“The magic isn’t in getting married, it’s in staying married.”

Not exactly the Mile High Club, but still just as bizarre in practice is Baggage Claim. Montana Moore (Paula Patton) is a thirty-something year-old flight attendant who is tired of being alone and husband-less. Her mother has tied the knot many times, and even her younger college-aged sister will be doing so before her. She has no problems in dating men, but nothing ever sticks, and it seems like the only man who truly knows her is longtime childhood friend William Wright (Derek Luke).

Vowing to be engaged by the time of her sister’s wedding rehearsal dinner, Montana and co-worker friends Gail (Jill Scott) and Sam (Adam Brody) hatch out a plan that will place Montana on the flights of numerous ex-boyfriends, all in an effort to see if one of them is Mr. Right. Thirty days, 30,000 miles. Finding love must truly be in the air.


Looking for a positive with Baggage Claim? Everyone has really, really white teeth that could blind even Helios. Otherwise, Baggage Claim is a movie that has been done before, but undoubtedly in better ways. Sure it is occasionally amusing in parts, but really, it is just on airplane mode throughout, providing the same narration, staples, and characters that are common to the genre.
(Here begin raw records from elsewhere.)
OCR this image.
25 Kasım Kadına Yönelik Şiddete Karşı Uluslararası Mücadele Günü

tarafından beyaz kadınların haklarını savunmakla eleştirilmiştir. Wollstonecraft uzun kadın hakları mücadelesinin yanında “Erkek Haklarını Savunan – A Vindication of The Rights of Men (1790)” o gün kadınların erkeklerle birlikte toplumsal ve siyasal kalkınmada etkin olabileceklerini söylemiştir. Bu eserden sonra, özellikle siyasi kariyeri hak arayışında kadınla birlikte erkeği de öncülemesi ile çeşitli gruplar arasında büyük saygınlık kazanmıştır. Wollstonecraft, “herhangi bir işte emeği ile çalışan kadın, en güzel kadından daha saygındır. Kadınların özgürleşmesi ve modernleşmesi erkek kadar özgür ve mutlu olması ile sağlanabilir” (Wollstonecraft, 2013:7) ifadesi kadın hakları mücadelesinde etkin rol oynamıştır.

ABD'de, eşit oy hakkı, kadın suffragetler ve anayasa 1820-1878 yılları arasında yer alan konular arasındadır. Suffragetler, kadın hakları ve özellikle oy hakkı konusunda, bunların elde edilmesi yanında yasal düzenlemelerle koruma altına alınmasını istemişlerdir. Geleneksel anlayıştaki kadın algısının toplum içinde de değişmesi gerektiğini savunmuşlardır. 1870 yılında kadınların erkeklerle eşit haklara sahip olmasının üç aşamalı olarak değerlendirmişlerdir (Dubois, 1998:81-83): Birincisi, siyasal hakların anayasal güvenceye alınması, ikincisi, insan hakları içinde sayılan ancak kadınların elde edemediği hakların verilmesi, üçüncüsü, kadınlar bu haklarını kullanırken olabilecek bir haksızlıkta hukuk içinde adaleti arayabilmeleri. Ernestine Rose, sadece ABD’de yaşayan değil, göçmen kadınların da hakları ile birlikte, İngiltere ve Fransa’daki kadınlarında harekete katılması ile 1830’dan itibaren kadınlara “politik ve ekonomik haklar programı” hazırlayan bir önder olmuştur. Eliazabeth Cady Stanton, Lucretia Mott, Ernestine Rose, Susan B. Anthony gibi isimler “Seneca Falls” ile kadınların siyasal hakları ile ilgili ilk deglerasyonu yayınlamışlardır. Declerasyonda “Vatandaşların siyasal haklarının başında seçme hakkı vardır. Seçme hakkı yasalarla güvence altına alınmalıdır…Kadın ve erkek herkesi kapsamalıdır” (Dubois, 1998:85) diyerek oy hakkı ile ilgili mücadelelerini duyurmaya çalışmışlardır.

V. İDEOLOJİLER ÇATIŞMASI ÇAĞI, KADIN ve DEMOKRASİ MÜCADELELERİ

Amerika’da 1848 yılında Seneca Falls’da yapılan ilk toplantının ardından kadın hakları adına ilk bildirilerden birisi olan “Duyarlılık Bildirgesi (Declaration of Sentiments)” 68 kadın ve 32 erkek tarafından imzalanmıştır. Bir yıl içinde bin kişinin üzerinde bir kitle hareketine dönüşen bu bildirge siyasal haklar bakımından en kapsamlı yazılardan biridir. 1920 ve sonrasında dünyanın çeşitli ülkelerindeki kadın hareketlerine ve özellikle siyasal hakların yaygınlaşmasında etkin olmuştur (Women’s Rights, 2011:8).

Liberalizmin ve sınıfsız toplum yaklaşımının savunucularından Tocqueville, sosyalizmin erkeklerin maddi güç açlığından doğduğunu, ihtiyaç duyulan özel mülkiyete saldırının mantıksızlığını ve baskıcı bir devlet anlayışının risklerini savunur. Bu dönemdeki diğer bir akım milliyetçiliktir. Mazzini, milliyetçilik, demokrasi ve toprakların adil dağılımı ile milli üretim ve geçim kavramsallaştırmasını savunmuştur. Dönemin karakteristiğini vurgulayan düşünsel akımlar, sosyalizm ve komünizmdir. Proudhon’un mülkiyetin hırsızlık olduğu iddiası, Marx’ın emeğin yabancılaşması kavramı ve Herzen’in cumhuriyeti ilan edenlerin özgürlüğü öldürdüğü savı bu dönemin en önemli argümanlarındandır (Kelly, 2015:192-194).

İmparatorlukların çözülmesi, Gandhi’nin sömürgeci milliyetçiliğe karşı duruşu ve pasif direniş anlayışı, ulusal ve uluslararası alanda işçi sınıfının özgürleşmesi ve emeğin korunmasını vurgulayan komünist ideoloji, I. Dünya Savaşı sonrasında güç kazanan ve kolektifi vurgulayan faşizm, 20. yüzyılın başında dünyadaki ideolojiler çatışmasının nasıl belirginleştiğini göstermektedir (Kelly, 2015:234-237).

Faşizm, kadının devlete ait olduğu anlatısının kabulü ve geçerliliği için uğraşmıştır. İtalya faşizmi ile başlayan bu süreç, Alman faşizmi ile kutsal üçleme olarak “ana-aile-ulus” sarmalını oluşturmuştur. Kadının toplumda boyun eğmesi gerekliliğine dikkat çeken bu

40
Yours truly hates picking on premises for their believability, as the very act of watching a movie forces an audience to suspend disbelief at least a little, but this one pushes the limits. Finding a fiance amid a throng of failed exes is one “highly unlikely, but alright I can roll with this I guess” sort of acceptance (What’s Your Number did this mostly already), but doing this in 30 days on numerous flights is a little too much to buy into. Even with the odd setup, the ending is of no surprise, seen easily by the time the first third of the movie ends. The rest just serves as filler, a futile attempt to inject some uncertainty from the journey from point A to B.

But perhaps the real kicker is seeing Montana, played by Paula Patton, struggling so much with finding a man with her amazing beauty. This does happen a lot in romantic comedies with the actress being too gorgeous to imagine her struggling with finding a partner, but one cannot help but wonder here that with a more plain-looking woman, maybe the premise could be bought into easier. Paula Patton isn’t plain looking in the slightest. Robin Thicke, what were you thinking man?

taye diggs

A predictable plot can be overlooked with solid laughs, which Baggage Claim does not possess much of. Only Jenifer Lewis (mother of Patton’s character) and Taye Diggs have solid experience in comedy, and while the former is nothing to write home about, the latter’s appearance is probably the funniest thing of the entire film. Patton is certainly a pleasure to look at, but as the focal point, she struggles both comically and dramatically . She can’t be knocked for a lack of trying, but little of it comes natural.

Being a leading lady might not be in her cards. Acting probably shouldn’t be in the cards of Christina Milian and Trey Songz either, adding to the list of most singers/rappers/musicians who appear to lack the skills to hit the desired notes on the silver screen. Jill Scott, also a singer, isn’t as terrible and makes an average tandem with Adam Brody, but their character are familiar templates seen way too often before (sex-crazed woman best friend, gay male best friend). They wear thin quickly.

About the only people who are solid in this from a traditional drama standpoint are Dijmon Hounsou (in a limited role) and Derek Luke. And with that said, it is kind of sad that they are even in this for yours truly, because both can and should be doing so much bigger projects in Hollywood. It seems like just yesterday both were turning in amazing work in Blood Diamond and Antwone Fisher, respectively.


Largely unfunny and feeling longer than it is, Baggage Claim is just another routine romantic comedy missing a lot of the comedy part. Expect a lot of turbulence with this viewing.